Hershey also failed to realize setting up a supply chain for meat is different than chocolate. Under Sebastiani, Krave had co-packers in Fairfield and in three states outside California to do production. Hershey never worked to bring the production in-house.

“What happened was that over a couple of years is that the quality of the product began to deteriorate. That was just fact,” Sebastiani said. “When you have a loyal base of customers who have begun to reach for Krave as your go-to brand and you deteriorate the quality, they abandon you.”

Finally, Hershey failed to innovate with popular trends such as low-sugar and ketogenic diets. Senior managers would move onto other brands and no one had an ownership stake in Krave, Sebastiani contends. “The first mover of the competition caught up. Then you had a big organization where you had a brand that starts to struggle … it becomes orphaned.”

Sonoma Brands intends to build a bigger presence with Krave in stores by buying at least one other jerky brand to have different price points, he said. “We become a more powerful partner for a retailer because we can promote more heavily,” he said.
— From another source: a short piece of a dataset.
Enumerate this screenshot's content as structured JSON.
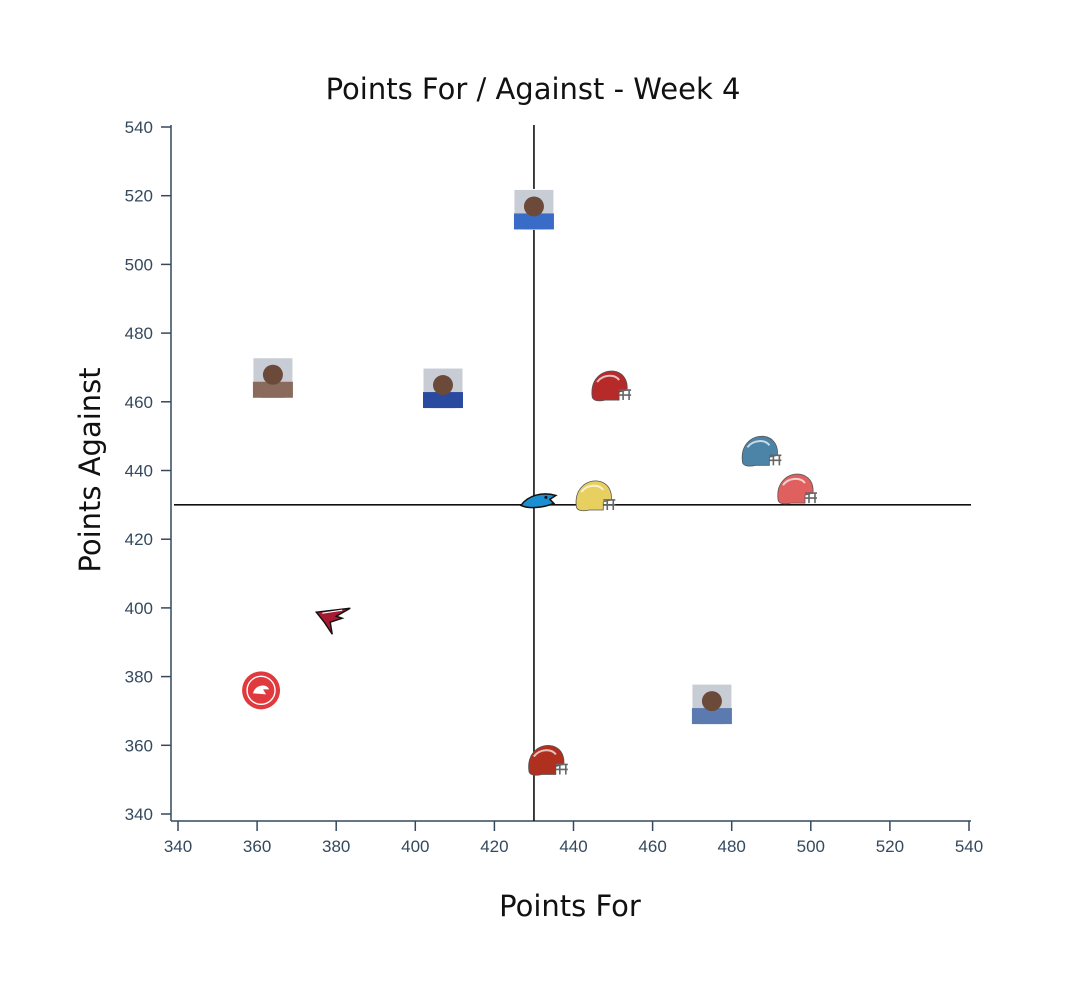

Changes also could come with production by getting its own facility in the future, a strategy which Hershey never pursued, he said.

“Cost matters. If you are paying a co-manufacturer a significant amount of your profit, then you can’t invest it in your brand as much. We think that is one of the challenges that Hersey faced. Because they never owned their own manufacturing they could never perfect quality and lower costs,” he said.

Sebastiani said he was thankful that Hershey called him first when it sought to sell Krave, a relationship that he values as he noted that he has a “number of brands” that could fit in its portfolio in the future. But in the near term, he has to focus on getting Krave right.

“I was emotional about it (the sale). … This brand changed my life,” Sebastiani said. “At the same time, I’m now back on the clock and I got to make it work. It’s kind of like winning that Super Bowl ring ... we have to write a whole new playbook.”